Session: 03-11-01: Thermoplastic Composites

Paper Number: 138365

138365 - Mechanical Recyling Process of Aerospace-Grade Lm-Paek Thermoplastic Composites 

With the increasing demand for fiber-reinforced composites, the disposal of composite waste has emerged as a significant environmental issue. Consequently, regulations on waste management have been strengthened, leading to a growing emphasis on the recycling of composites. Recently, there has been active research on the recycling of thermoplastic composite materials that are more easily recyclable than thermoset plastics. Thermoplastic composites can be recycled through mechanical, thermal, and chemical methods. Among these, mechanical recycling offers an environmentally friendly approach with low energy consumption, reduced CO2 emissions, and minimal pollutant discharge compared to other methods. The mechanical recycling of conventional fiber-reinforced thermoplastic composites involves crushing the original material and then compressing and molding it. However, due to the stacking of crushed pieces with a constant fiber volume fraction, improving the moldability is challenging. Additionally, the interfaces between crushed pieces with a high resin fraction negatively impact the mechanical properties. In order to overcome these challenges, crushed pieces are often mixed with resin pellets at high temperatures to produce compounds with controlled fiber volume fractions.
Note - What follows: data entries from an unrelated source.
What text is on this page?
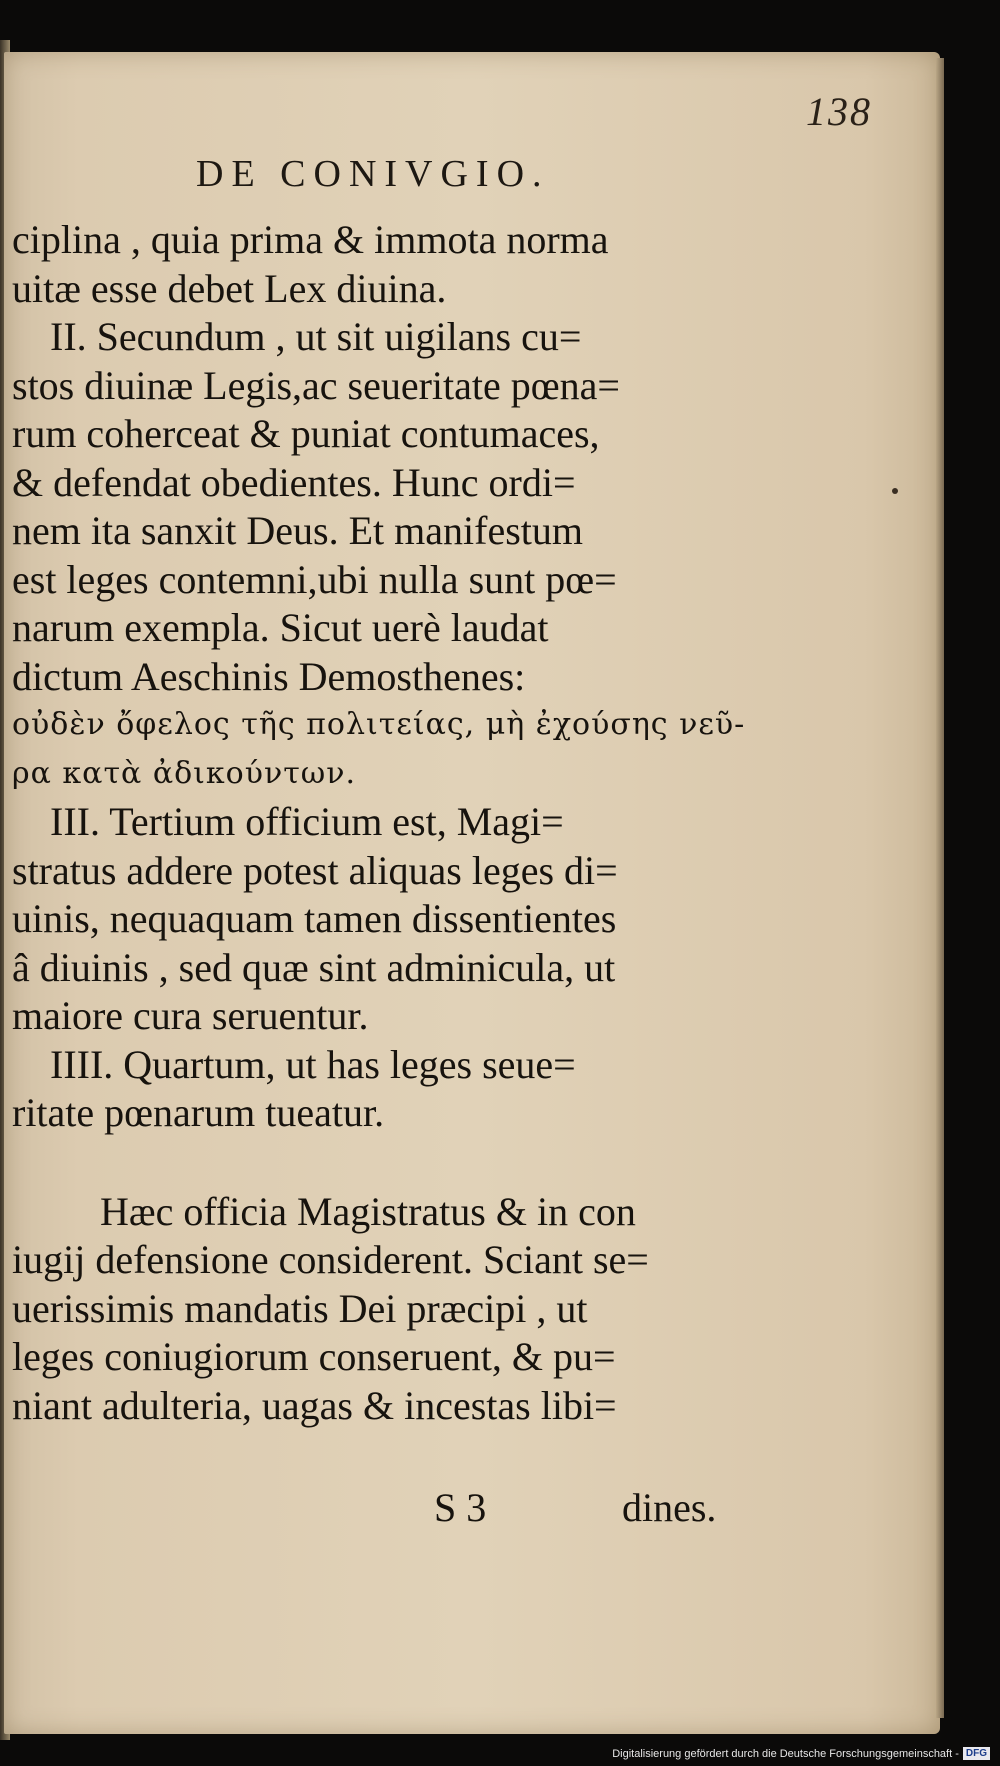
138
DE CONIVGIO.
ciplina , quia prima & immota norma
uitæ esse debet Lex diuina.
II. Secundum , ut sit uigilans cu=
stos diuinæ Legis,ac seueritate pœna=
rum coherceat & puniat contumaces,
& defendat obedientes. Hunc ordi=
nem ita sanxit Deus. Et manifestum
est leges contemni,ubi nulla sunt pœ=
narum exempla. Sicut uerè laudat
dictum Aeschinis Demosthenes:
οὐδὲν ὄφελος τῆς πολιτείας, μὴ ἐχούσης νεῦ-
ρα κατὰ ἀδικούντων.
III. Tertium officium est, Magi=
stratus addere potest aliquas leges di=
uinis, nequaquam tamen dissentientes
â diuinis , sed quæ sint adminicula, ut
maiore cura seruentur.
IIII. Quartum, ut has leges seue=
ritate pœnarum tueatur.
Hæc officia Magistratus & in con
iugij defensione considerent. Sciant se=
uerissimis mandatis Dei præcipi , ut
leges coniugiorum conseruent, & pu=
niant adulteria, uagas & incestas libi=
S 3	dines.
Digitalisierung gefördert durch die Deutsche Forschungsgemeinschaft - DFG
In this study, a high-performance thermoplastic composite material, T700/LM-PAEK, was recycled to produce an actual part for an aerospace applicaction through the mechanical recycling process. The recycling process consists of crushing and sieving the original material, producing recycled compounds, and compression molding. Firstly, the T700/LM-PAEK material is crushed using a shredder machine with a 15 mm-size screen and a 14 mm-wide blade at a fixed rotation speed of 600 rpm. The fragmented pieces are sieved using standard sieves of 2.8 mm and 5.6 mm. Three-sizes fragments - pieces that pass through the 2.8mm sieve and pieces that are filtered by the 2.8 mm sieve and by 5.8 mm sieve - are combined in a specific mass ratio to control fiber length distribution. LM-PAEK resin pellets are added to the size-mixed fragments to adjust the fiber volume fraction for better moldability. The mixture of the shredded pieces and LM-PAEK resin is then slowly stirred at temperature higher than the melting point of the resin and produced into recycled compounds. The recycled compounds are transferred to a preheated mold and compressed into the shape of the actual part. After being demolded, the part is cooled at room temperature without applying pressure. Various inspections were performed on the recyced material to evaluate the recycling process.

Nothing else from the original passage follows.